Gaussian Random Walk Model for A/B Clustering

Implementing dependency between bins with a Gaussian Random Walk through a sigmoid

This model infers A/B chromatin compartment structure from the first eigenvector (E1) of the Hi-C contact matrix using a Bayesian framework.

Here we implement dependency between bins with a Gaussian Random Walk (GRW) that is then squished through a sigmoid to obtain probabilities for compartment assignment.

Goals

To treat the eigenvector as a soft predictor in stead of deterministic assignment of compartments. Hopefully, we will salvage some variance and thus be able to obtain uncertainty estimates for compartment assignment.

Implementation: GRW on Latent Space

Imports

import pandas as pd
import numpy as np
import matplotlib.pyplot as plt
import matplotlib_inline
import pymc as pm
import arviz as az
from scipy.stats import norm
from pprint import pprint

## Use a custom style for the plots
plt.style.use('smaller.mplstyle')
matplotlib_inline.backend_inline.set_matplotlib_formats('svg')
# %config InlineBackend.figure_formats = ['retina']

Load/show data

Here, we load the Hi-C contact matrix and the first eigenvector (E1) of the contact matrix.

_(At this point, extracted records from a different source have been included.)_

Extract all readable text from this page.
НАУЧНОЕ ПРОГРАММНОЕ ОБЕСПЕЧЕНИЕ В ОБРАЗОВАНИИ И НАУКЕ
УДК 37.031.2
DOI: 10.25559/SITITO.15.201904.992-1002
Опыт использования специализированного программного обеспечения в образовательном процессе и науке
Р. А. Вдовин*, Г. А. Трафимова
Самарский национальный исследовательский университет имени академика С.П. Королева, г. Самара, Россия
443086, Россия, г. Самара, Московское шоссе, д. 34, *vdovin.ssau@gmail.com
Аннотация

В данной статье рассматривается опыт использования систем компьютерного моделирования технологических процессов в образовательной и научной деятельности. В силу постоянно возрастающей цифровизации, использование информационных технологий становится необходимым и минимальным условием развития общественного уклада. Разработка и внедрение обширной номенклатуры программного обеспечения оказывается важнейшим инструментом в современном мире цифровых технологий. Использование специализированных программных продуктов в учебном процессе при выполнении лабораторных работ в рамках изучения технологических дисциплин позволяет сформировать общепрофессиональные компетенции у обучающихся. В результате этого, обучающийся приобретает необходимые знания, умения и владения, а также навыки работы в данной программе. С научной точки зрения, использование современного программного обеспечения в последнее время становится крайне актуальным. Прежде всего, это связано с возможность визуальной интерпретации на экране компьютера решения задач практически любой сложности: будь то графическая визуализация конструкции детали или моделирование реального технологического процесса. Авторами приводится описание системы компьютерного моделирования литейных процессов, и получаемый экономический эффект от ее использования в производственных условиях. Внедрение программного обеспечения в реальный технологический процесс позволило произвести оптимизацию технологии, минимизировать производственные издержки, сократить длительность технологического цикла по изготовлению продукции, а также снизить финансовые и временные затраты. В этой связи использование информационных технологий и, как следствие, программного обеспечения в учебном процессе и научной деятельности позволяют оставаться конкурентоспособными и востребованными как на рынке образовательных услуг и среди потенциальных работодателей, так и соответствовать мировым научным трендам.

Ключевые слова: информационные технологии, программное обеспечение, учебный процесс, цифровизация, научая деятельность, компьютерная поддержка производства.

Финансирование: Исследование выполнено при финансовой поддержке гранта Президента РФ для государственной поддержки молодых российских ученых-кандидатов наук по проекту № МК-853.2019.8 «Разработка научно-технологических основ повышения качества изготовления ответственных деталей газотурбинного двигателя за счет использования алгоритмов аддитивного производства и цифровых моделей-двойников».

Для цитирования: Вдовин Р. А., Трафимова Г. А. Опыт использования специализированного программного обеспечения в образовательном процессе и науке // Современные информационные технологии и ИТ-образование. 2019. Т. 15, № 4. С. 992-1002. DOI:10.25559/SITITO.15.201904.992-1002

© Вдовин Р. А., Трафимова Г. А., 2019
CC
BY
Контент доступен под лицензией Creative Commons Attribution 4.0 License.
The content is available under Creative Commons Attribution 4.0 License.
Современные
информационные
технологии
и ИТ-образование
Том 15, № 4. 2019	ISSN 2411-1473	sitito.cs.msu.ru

The E1 is used as a predictor for compartment assignment.

The eigendecomposition of the Hi-C matrix was performed with the workflow in the main folder (workflow.py), using the Open2C ecosystem

# Load the data
resolution = 50000

y = pd.Series(pd.read_csv(f"../data/eigs/fibroblast.eigs.{resolution}.cis.vecs.tsv", sep="\t")['E1'].values.flatten())
x = pd.Series(np.arange(0,y.shape[0])*resolution)

# Make a DataFrame object
df = pd.DataFrame({"start": x, "e1": y})
df.dropna(inplace=True)

# # TEST DF

# df = df.iloc[:200]
# df

The data are stored as pd.Series() objects, merged into a pd.DataFrame() that is not used. Maybe it would save some typing (for plots) to have the bin numbers converted into the genomic position, so that might be implemented in the future. It already is…

# Plot the data as a track (stairs for niceity)

fig, ax = plt.subplots()

x_stair = np.zeros(2*df.start.shape[0])
y_stair = np.zeros(2*df.shape[0])
x_stair[0::2] = df.start
x_stair[1::2] = df.start + resolution
y_stair[0::2] = df.e1
y_stair[1::2] = df.e1


ax.fill_between(x_stair, y_stair, where=(y_stair<0), color="tab:blue", ec='None')
ax.fill_between(x_stair, y_stair, where=(y_stair>0), color="tab:red", ec='None')

ax.set_xlim(0, df["start"].max()+resolution)
ticks = np.arange(0, df["start"].max()+resolution, step=1e7, dtype=int)
ax.set_xticks(ticks)
ax.set_xticklabels((ticks/1e6).astype(int), rotation=45)
ax.set_xlabel("Genomic Position (Mbp)")
ax.set_ylabel("E1")
ax.set_title("E1");

# Histogram of distribution of E1 values (A and B)

x = df["start"].values
y = df["e1"].values

f, ax = plt.subplots()

# A compartments
ax.hist(y[y>0], bins=25, color="tab:red", alpha=0.5, label="A", density=True)
# B compartments
ax.hist(y[y<0], bins=25, color="tab:blue", alpha=0.5, label="B", density=True)
# Mean values (vline)
ax.axvline(y[y>0].mean(), color="tab:red", linestyle="--", label="Mean A")
ax.axvline(y[y<0].mean(), color="tab:blue", linestyle="--", label="Mean B")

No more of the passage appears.